Washington Leviathan

The New York Times and other newspapers have devoted a large number of column inches to the Senate investigation of the multibillion dollar losses incurred by JPMorgan Chase in its so-called London Whale trades. See, for example, Jessica Silver-Greenberg’s Saturday Business article and Gretchen Morgenson’s Sunday business column.

Why should we care about the bank’s trading losses? Morgenson gets around to the question at the end of her column, but only the Wall Street Journal draws back to provide the big picture in an editorial that spots the relevant whale.
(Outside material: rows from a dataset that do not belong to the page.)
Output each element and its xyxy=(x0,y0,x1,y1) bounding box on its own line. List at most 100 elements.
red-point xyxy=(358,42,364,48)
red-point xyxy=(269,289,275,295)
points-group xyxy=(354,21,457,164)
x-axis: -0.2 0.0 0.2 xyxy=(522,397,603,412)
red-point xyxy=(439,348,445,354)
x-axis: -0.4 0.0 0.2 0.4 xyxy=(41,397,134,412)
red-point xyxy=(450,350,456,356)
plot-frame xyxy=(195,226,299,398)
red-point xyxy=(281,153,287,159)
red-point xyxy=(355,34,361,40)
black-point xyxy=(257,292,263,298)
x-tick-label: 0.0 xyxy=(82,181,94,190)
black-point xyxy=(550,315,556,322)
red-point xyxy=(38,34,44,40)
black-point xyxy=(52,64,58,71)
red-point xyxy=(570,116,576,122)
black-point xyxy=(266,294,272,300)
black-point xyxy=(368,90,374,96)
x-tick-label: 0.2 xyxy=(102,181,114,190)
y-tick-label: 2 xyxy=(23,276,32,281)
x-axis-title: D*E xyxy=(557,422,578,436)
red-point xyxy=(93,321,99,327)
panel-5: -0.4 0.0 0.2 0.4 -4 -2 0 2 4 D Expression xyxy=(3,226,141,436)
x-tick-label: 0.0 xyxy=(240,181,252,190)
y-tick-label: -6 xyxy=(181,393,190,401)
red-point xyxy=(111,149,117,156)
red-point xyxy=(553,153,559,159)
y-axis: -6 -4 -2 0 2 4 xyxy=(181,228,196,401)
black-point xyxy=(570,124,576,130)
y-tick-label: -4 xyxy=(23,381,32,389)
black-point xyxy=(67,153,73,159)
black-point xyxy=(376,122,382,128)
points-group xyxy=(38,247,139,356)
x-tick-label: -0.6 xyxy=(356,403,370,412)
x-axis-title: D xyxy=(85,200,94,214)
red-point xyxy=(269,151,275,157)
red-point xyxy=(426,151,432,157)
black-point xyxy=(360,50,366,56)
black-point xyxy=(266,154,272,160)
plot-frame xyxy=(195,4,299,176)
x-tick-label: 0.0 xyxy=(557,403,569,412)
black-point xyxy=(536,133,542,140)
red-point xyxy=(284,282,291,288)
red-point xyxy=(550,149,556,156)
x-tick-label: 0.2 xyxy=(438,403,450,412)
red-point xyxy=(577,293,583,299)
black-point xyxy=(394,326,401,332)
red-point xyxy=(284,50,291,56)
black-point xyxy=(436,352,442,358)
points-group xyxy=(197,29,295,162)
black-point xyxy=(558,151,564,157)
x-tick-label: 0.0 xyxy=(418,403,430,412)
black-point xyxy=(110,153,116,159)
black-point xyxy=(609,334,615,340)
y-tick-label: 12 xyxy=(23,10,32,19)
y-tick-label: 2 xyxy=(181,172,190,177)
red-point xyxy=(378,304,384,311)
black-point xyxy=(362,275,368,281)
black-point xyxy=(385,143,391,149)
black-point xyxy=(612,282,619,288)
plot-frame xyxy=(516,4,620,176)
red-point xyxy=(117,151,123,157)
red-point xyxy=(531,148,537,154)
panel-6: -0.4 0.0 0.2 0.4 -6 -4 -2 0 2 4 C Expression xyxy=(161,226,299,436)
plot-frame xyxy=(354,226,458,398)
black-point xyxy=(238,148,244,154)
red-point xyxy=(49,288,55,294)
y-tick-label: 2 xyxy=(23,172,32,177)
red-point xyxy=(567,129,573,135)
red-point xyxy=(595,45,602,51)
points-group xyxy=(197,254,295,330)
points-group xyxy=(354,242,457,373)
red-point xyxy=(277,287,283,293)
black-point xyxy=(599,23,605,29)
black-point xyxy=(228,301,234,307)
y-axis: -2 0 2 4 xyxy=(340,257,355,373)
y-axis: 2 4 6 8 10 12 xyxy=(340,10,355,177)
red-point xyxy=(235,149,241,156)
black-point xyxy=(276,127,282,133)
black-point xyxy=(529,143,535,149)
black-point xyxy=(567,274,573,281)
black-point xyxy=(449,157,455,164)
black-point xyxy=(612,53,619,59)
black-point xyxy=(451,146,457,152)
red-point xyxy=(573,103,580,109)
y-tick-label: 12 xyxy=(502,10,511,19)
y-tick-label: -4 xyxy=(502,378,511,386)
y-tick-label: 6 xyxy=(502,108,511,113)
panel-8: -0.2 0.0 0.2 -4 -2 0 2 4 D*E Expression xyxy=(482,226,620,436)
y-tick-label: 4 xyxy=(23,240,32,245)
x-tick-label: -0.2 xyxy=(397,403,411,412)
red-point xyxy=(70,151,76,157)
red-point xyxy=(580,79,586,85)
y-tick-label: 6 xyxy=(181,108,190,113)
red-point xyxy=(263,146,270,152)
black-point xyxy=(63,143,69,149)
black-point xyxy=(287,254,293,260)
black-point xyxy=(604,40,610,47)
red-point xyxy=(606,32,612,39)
Hint: Carl Levin is the circus master of the Senate investigation:

The clear premise of all this political activity is that taxpayers are still on the hook if Wall Street blows up again. Mr. Levin’s staff doesn’t spend a year investigating beer companies that fail to engage the age 25 to 34 demo with new advertising campaigns. Software executives don’t have to explain to Congress why they missed the scheduled launch of an important app. In those industries, big mistakes are issues for customers and shareholders, not taxpayers.

When President Obama signed Dodd-Frank in 2010, he promised, “There will be no more tax-funded bailouts—period.” And if that promise remained credible, then the whale trades would simply be a concern for Morgan customers, investors and employees. But Dodd-Frank tied Washington and Wall Street together like never before. Mr. Levin’s 50 interviews and review of 90,000 documents betray the no-more-bailouts blather of 2010….
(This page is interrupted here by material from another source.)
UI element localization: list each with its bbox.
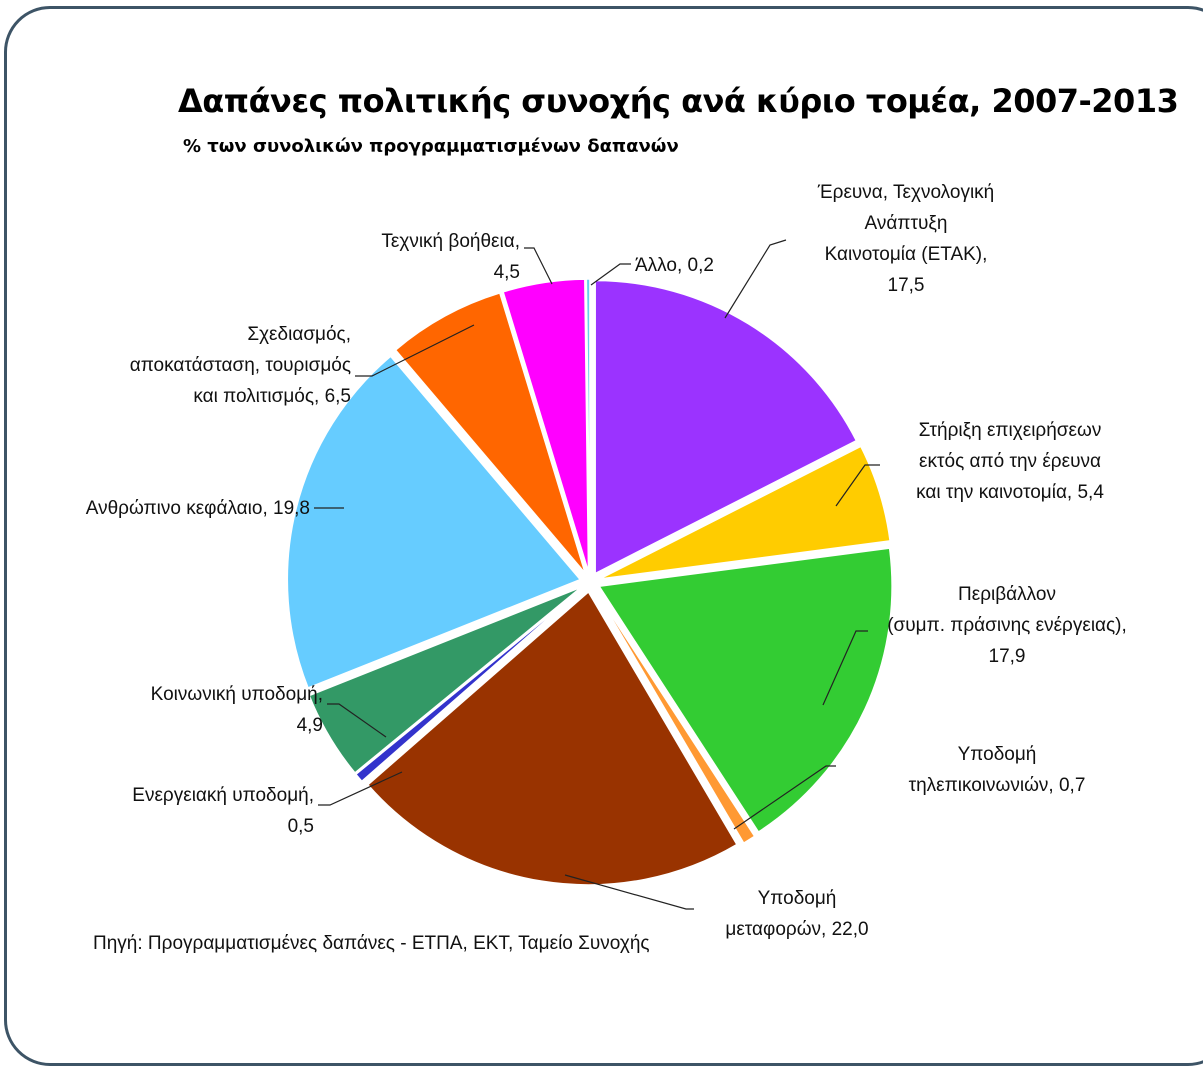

The Levin hearing is proof that the too-big-to-fail problem continues and needs fresh thinking. And it’s also an argument that if taxpayers are looking for a serious reformer to end their exposure to these banking giants, Mr. Levin is not the guy.

One place interested readers will not find fresh thinking — shocker, I know — is in Paul Krugman’s May 2012 column on the initial exposure of Morgan’s Whale losses. According to Krugman, “much stronger regulation” is the answer.